# Cedar Brook & Hancock trails camping ideas



## agoodwin (Jul 15, 2003)

I am planning to do an overnight somewhere near the Cedar Brook or the Hancock Notch trails and would like any suggestion from anyone that has camped in these areas. Of course keeping in mind USFS regulations.  Thanks.


:beer:


----------



## pedxing (Jul 16, 2003)

I was only passing through, but it looked like there are plenty of great places to camp along the Cedar Brook and Hancock Notch Trails.

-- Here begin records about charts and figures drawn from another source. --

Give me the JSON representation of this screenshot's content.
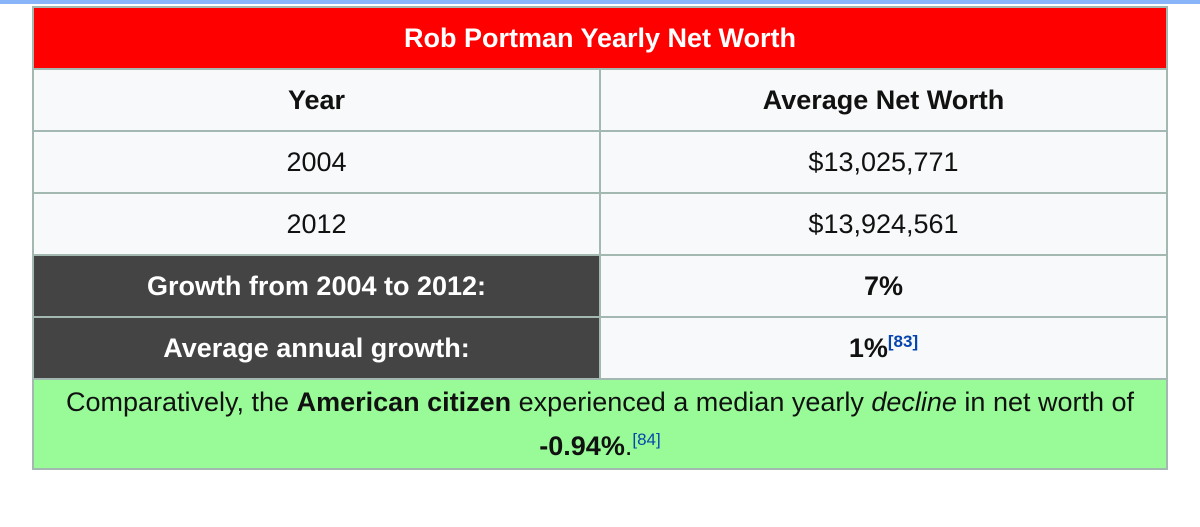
{
  "table": {
    "title": "Rob Portman Yearly Net Worth",
    "headers": [
      "Year",
      "Average Net Worth"
    ],
    "rows": [
      {
        "year": "2004",
        "value": "$13,025,771"
      },
      {
        "year": "2012",
        "value": "$13,924,561"
      }
    ],
    "growth": {
      "label": "Growth from 2004 to 2012:",
      "value": "7%"
    },
    "annual": {
      "label": "Average annual growth:",
      "value": "1%",
      "ref": "[83]"
    },
    "note": {
      "prefix": "Comparatively, the ",
      "bold": "American citizen",
      "middle": " experienced a median yearly ",
      "italic": "decline",
      "suffix": " in net worth of",
      "value": "-0.94%",
      "period": ".",
      "ref": "[84]"
    }
  },
  "colors": {
    "title_bg": "#ff0000",
    "summary_bg": "#444444",
    "note_bg": "#98fb98",
    "link": "#0645ad"
  }
}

Do check the regs at: http://www.fs.fed.us/r9/white/recreation/land_above/backcountry_rules.html

Note, especially that the list of places where there is "No Camping, Wood or  Charcoal Fires within 200 feet of"

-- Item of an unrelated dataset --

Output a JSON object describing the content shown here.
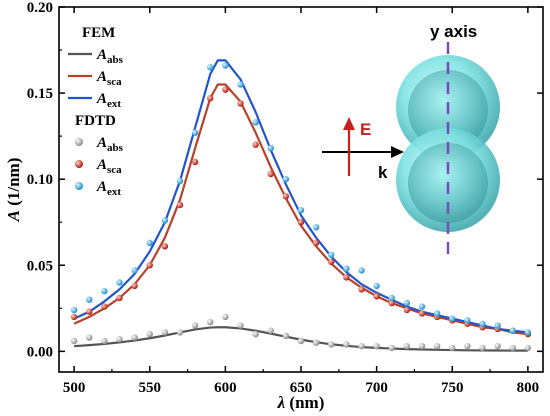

includes:   "Intersection of Cedar Brook and Hancock Notch Trails to junction with Hancock Loop Trail"


----------



## pancho (Aug 8, 2003)

Except for two minor hills, the Cedar Brook Trail and Notch trail all the way to the Kancamagus Hwy. is basically flat.  The northern section follows an old RR bed, some ties are still there.  There is water along it, too.  Near the Jct of the Hancock Loop trail  there are flat areas near that stream, also.  In short, the answer is, "yes".


----------